Con ser grande, la competencia que al consumo de libros hacían el cine, la televisión -entre tantas otras vías de esparcimiento lúdico o cultural, lo mismo da-, no se establecía en el terreno mismo de la lectura, ni mucho menos comportaba la acción refleja de escribir. Contra todo pronóstico, los teléfonos inteligentes, mucho más ampliamente que el ordenador, han convertido al ciudadano medio en un lector compulsivo, y en un escribiente asimismo compulsivo, cuya disposición a leer un texto largo, ya no digamos complejo, queda cada vez más mermada por la avidez y la fatiga que su propia compulsión conlleva.

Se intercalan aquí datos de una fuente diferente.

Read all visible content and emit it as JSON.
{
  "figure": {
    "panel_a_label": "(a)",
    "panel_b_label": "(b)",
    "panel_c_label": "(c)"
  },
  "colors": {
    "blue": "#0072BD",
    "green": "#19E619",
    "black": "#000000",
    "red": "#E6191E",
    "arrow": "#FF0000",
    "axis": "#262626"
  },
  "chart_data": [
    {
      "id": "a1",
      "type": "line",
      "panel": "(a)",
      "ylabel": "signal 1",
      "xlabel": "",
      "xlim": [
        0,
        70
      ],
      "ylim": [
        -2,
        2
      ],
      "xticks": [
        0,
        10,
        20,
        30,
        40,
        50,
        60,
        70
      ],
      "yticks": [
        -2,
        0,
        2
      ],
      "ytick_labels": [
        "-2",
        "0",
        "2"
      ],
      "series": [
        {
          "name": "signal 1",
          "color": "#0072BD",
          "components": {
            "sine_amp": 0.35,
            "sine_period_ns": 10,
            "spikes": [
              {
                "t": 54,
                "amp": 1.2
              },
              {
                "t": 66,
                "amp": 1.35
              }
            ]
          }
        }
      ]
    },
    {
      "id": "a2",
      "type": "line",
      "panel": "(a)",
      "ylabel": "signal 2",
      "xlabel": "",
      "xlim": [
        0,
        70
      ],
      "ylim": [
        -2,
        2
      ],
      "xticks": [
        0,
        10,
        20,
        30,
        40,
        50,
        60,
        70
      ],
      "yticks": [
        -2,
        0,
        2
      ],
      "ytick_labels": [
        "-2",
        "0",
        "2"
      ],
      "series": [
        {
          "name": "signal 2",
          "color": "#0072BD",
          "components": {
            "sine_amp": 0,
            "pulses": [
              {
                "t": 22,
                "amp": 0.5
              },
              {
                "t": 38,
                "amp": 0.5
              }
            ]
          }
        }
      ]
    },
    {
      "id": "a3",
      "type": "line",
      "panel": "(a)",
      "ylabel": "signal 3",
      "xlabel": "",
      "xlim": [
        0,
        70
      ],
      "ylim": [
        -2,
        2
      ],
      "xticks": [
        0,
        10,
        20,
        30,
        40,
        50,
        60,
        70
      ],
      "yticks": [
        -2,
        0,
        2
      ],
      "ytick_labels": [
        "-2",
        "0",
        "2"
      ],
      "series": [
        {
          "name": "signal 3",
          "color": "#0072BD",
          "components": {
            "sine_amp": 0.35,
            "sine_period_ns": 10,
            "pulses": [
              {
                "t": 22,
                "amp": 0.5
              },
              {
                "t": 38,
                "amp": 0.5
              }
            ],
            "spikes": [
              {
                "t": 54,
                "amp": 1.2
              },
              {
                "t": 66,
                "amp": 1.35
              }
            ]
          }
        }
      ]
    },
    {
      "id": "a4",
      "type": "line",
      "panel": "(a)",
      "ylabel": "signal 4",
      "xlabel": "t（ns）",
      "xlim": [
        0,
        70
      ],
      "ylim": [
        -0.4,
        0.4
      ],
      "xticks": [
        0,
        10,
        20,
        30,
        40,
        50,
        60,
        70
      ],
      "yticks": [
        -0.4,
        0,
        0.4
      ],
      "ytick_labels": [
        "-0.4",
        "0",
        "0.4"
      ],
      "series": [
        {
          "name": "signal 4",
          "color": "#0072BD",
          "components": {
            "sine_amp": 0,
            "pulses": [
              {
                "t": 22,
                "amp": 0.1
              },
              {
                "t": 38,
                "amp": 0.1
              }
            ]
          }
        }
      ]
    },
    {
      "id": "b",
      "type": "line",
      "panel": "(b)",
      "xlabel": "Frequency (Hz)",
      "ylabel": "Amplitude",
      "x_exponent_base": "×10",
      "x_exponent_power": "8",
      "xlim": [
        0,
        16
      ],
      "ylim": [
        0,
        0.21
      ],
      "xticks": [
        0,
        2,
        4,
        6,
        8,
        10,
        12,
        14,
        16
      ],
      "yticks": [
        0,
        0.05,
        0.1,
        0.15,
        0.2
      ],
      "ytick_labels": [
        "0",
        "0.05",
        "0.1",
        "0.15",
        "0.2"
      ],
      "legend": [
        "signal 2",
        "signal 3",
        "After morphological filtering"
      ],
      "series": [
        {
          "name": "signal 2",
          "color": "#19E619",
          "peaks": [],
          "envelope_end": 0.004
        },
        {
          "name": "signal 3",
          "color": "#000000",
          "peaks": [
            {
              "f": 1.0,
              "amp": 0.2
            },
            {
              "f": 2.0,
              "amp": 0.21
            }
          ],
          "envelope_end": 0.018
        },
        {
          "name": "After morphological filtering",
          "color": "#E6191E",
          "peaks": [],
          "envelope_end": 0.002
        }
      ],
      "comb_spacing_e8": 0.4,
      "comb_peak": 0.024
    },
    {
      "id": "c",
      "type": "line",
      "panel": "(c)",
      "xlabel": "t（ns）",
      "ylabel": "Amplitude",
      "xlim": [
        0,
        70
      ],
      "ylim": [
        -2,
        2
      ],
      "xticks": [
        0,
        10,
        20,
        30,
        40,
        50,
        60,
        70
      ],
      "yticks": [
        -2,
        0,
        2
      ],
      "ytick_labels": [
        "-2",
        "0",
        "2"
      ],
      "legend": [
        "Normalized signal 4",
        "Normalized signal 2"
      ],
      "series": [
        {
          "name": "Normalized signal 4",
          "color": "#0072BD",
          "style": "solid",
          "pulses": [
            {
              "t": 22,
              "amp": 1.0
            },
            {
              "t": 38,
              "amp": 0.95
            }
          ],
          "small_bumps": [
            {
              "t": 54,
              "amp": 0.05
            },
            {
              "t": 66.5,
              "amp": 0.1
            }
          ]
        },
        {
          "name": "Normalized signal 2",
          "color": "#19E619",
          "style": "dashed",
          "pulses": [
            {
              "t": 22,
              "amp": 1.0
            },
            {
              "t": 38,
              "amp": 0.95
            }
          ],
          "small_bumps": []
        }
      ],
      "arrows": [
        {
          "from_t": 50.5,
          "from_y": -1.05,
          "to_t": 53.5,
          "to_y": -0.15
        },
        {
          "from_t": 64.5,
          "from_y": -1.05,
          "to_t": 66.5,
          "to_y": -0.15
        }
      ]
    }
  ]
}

Pienso que el derrumbe de la industria del libro se relaciona con el hecho de que leer 'libros' -ya sean impresos o digitales, ya sea en la pantalla de un ordenador o de una tableta- se está convirtiendo en una tarea especializada, por así decirlo, que requiere una actitud y una dedicación cada vez más específicas. No sólo quienes antes leían circunstancialmente, o auxiliarmente, o residualmente, encuentran cada vez menos ocasiones para hacerlo; también los lectores más empedernidos, más expertos, más adictos se hallan sujetos a una dispersión cada vez menos controlable, que se traduce en el descenso inevitable de los libros propiamente dichos que les cabe leer.

No es sólo, pues, que el libro vaya perdiendo prestigio como objeto cultural y vaya quedando reemplazado por otros soportes. Lo decisivo es el cambio sustancial que, en términos generales, se viene operando en la lectura como actividad asociada a ciertos niveles de concentración y de exigencia. Un cambio que se diría irreversible.